È un’operazione complessa e affascinante tentare di ricostruire il retroterra culturale che ha fatto nascere e ha nutrito gli artisti cinesi che da qualche anno hanno invaso, a più ondate, l’Occidente. In corrispondenza dell’apertura commerciale della Repubblica Popolare, nell’ultimo decennio abbiamo assistito ad una diffusione mondiale dell’arte contemporanea cinese, anche se spesso gli artisti arrivati per primi o i più noti sono stati inevitabilmente quelli con una più produzione più orientata al mercato. Lo sviluppo artistico del paese orientale è andato a pari passo con il lentissimo progresso nel campo delle libertà individuali portato avanti dal presidente Xiaoping dopo la morte di Mao, e gli anni Ottanta si chiudono con la mostra China Avantgarde, ospitata a Pechino del 1989, che celebra le tendenze di un’inedita New Wave dagli occhi a mandorla. Ma saranno i tragici fatti di Tienanmen e la successiva rigida risposta governativa a porre un freno alle nuove avanguardie, che da quel momento attueranno un cambio di poetica e si dedicheranno con più intensità –sia per mancanza di mezzi che per necessità di sfuggire al controllo della polizia– alla performance, come testimoniato dal lavoro di artisti che abbiamo visto più volte nel nostro paese come Cai Guo Quiang o più recentemente Zhang Huan.
Provengono da questo contesto i fratelli Gao Zhen (1956) e Gao Quiang (1962) –meglio noti come Gao Brothers– alla loro prima personale in Italia. I lavori in mostra sono molto differenti tra loro e spaziano dalle foto di performance (scattate tra il ‘99 ed il 2000) alle più recenti composizioni realizzate collocando persone in contesti spiazzanti e inconsueti, dove è evidente il dimensionamento fuori scala degli elementi.
Ecco così un alveare abitato da una folla di piccoli uomini o strutture modulari che ricordano le mensole portaoggetti degli uffici occupate da un popolo vociante di persone. In questi, come in altri, è evidente l’attenzione per la dimensione collettiva del vivere, come già nelle performance in cui i Gao hanno coinvolto degli sconosciuti invitandoli a rimanere abbracciati per venti minuti.
Le azioni sembrano in realtà reazioni al disordine visivo, al caos delle città, alle difficoltà dell’abitare un territorio fortemente antropizzato ma essenzialmente misantropico, che relega uomini e donne ai confini, nel ruolo di semplici spettatori; situazione che inevitabilmente ci riconduce alla crescita vorticosa della metropoli cinesi e allo spiazzamento dell’individuo costretto suo malgrado ad un salto in avanti senza nessun appiglio o possibilità di voltarsi indietro.

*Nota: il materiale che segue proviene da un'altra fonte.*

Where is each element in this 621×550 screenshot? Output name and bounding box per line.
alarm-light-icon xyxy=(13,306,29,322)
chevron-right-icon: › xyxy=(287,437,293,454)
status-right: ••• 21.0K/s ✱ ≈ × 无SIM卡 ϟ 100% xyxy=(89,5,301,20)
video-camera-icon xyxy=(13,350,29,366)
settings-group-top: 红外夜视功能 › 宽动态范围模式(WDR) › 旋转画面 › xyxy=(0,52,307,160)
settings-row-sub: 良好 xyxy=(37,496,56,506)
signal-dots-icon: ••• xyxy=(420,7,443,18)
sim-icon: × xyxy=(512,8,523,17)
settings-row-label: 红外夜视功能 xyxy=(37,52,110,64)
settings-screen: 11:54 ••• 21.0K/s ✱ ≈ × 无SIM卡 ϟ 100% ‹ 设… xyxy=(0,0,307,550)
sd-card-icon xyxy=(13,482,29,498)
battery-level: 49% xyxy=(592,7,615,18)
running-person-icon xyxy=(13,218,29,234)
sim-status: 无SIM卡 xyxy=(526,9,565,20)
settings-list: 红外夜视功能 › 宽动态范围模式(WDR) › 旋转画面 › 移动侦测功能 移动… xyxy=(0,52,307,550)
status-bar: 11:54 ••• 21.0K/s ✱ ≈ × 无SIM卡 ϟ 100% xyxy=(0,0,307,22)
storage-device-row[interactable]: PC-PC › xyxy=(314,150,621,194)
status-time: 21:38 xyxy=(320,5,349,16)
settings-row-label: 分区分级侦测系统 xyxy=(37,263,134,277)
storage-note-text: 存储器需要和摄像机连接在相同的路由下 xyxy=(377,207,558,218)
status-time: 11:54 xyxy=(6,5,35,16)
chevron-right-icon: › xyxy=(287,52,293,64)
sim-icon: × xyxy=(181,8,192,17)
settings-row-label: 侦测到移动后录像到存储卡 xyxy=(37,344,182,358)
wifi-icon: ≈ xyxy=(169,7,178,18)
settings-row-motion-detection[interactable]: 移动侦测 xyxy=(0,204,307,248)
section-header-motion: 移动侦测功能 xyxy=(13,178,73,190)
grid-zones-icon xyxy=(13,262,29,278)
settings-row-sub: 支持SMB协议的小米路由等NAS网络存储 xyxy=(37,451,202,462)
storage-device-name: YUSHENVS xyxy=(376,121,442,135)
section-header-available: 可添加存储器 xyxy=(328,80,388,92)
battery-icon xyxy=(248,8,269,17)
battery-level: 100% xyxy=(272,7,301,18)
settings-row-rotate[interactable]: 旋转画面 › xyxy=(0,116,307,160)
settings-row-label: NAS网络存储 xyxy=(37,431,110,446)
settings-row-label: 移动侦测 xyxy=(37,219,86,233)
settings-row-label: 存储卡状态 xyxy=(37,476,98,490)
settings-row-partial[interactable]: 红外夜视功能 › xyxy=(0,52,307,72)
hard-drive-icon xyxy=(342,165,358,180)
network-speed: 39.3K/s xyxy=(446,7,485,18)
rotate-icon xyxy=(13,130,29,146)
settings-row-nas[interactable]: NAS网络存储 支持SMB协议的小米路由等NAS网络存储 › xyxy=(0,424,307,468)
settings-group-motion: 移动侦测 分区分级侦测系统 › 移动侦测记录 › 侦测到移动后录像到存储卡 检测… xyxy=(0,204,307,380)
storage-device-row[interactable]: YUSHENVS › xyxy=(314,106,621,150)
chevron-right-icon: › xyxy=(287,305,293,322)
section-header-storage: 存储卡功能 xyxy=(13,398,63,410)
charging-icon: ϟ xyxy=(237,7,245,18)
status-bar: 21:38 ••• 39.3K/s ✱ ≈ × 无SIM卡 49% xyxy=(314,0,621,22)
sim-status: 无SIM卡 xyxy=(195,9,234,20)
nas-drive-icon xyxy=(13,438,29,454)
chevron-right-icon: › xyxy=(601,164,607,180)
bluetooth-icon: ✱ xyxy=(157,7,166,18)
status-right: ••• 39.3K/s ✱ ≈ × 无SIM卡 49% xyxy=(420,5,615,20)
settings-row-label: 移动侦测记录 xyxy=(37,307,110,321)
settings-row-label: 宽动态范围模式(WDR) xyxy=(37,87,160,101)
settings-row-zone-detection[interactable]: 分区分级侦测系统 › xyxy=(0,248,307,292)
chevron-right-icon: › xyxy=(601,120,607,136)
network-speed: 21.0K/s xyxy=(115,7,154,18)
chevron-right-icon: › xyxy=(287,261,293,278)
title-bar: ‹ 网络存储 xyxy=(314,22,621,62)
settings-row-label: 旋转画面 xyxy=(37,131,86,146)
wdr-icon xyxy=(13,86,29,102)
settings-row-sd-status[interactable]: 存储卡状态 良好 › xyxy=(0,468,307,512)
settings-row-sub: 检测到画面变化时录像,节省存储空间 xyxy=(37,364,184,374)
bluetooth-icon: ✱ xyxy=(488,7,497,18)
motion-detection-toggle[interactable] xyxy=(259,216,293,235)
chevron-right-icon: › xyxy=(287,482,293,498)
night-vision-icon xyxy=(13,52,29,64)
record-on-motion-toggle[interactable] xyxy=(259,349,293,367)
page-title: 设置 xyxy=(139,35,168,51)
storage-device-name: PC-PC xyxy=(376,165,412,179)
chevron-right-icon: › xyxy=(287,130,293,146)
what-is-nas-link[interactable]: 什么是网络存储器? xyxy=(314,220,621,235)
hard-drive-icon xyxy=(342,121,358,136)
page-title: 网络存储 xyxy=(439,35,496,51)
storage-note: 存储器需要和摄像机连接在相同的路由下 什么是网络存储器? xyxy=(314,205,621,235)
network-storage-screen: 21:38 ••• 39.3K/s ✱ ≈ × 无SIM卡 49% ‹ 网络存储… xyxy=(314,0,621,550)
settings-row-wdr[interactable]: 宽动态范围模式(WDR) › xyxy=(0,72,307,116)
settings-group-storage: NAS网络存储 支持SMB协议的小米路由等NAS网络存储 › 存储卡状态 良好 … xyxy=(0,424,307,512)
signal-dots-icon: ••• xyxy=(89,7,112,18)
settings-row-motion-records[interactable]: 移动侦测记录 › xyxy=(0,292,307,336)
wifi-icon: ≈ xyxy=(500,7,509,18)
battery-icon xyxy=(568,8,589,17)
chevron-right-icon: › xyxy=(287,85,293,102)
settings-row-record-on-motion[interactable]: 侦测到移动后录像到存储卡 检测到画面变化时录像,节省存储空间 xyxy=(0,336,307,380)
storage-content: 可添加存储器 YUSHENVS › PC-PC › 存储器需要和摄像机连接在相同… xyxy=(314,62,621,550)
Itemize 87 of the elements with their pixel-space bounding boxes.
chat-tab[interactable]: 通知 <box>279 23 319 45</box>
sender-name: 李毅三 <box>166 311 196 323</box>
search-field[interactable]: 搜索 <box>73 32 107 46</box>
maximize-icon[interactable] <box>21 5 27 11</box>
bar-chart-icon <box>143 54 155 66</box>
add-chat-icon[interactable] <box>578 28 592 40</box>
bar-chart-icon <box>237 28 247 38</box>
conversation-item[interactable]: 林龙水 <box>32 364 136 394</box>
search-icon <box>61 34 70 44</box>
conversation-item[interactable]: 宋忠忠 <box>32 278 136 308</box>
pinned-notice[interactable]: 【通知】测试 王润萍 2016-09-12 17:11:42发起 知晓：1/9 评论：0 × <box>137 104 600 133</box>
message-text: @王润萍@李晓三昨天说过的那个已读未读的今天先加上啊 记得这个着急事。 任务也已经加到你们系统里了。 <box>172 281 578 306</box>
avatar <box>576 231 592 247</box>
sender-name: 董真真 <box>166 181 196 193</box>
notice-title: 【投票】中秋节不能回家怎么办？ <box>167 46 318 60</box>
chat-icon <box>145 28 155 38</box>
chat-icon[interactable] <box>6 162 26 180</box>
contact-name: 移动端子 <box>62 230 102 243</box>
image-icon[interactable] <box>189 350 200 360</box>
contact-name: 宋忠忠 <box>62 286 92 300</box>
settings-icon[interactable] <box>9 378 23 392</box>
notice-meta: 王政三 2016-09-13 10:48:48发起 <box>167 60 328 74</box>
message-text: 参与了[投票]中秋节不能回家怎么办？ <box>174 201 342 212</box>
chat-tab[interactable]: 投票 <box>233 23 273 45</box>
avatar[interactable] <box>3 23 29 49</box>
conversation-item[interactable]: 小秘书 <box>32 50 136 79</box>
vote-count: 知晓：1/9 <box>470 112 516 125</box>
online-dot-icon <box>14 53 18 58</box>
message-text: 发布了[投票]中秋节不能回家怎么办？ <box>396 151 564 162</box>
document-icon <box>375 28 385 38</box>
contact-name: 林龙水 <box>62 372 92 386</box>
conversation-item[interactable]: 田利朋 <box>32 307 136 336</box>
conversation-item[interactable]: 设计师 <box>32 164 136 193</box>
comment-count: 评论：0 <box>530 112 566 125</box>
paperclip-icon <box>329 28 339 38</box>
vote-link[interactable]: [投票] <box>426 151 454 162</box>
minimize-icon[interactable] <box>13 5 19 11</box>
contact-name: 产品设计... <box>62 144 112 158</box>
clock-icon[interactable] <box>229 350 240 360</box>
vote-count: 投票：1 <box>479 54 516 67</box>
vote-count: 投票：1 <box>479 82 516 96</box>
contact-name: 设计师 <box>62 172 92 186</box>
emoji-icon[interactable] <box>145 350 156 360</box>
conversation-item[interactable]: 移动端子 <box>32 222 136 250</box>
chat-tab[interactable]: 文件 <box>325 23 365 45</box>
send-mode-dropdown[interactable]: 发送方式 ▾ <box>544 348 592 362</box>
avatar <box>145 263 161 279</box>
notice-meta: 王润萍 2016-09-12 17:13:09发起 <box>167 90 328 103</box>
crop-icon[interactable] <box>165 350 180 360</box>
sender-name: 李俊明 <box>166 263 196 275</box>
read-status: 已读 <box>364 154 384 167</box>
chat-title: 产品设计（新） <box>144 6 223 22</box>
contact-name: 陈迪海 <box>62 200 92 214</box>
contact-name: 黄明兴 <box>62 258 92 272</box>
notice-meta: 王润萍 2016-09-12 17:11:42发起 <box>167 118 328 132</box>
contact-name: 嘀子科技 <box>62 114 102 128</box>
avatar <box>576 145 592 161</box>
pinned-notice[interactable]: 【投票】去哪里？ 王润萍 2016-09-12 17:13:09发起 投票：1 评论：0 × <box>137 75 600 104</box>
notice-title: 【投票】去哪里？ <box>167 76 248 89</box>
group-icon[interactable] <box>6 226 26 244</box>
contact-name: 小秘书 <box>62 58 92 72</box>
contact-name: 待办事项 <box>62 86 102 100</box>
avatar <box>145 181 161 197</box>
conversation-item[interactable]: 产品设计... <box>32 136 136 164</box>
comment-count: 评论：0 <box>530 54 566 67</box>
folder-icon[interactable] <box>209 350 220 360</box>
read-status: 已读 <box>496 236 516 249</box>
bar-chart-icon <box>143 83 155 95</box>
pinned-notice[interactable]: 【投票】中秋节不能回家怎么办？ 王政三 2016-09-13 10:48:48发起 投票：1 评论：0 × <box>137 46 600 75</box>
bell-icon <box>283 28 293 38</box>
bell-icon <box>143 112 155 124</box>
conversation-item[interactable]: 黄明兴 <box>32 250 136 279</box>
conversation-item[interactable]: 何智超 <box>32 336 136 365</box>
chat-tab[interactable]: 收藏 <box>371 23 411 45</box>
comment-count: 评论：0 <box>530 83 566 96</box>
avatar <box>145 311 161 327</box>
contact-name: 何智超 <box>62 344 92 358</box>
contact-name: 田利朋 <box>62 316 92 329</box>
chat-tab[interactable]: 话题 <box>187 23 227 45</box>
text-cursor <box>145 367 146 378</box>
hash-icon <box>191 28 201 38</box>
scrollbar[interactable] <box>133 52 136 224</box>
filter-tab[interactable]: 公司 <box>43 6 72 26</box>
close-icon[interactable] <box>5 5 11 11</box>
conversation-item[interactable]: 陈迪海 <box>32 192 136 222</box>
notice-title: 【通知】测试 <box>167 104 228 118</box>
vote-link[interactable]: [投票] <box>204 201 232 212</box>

E così diventa inevitabile il confronto con il potere e l’autorità. Tanto nel ruolo di regolazione della moralità, cui i Gao Brothers contrappongono una pratica della nudità con una sensibilità concettualmente non distante dalle poetiche della body art degli anni ’60 e ’70, quanto nello sbeffeggiamento vero e proprio dei simboli e delle icone del potere, testimoniato da un busto di Mao che diventa Miss Mao, una scultura di plastica colorata che ricorda inevitabilmente Jeff Koons, cui spuntano, in pieno effetto pop disneyano, un seno da chirurgo estetico e un naso da Pinocchio.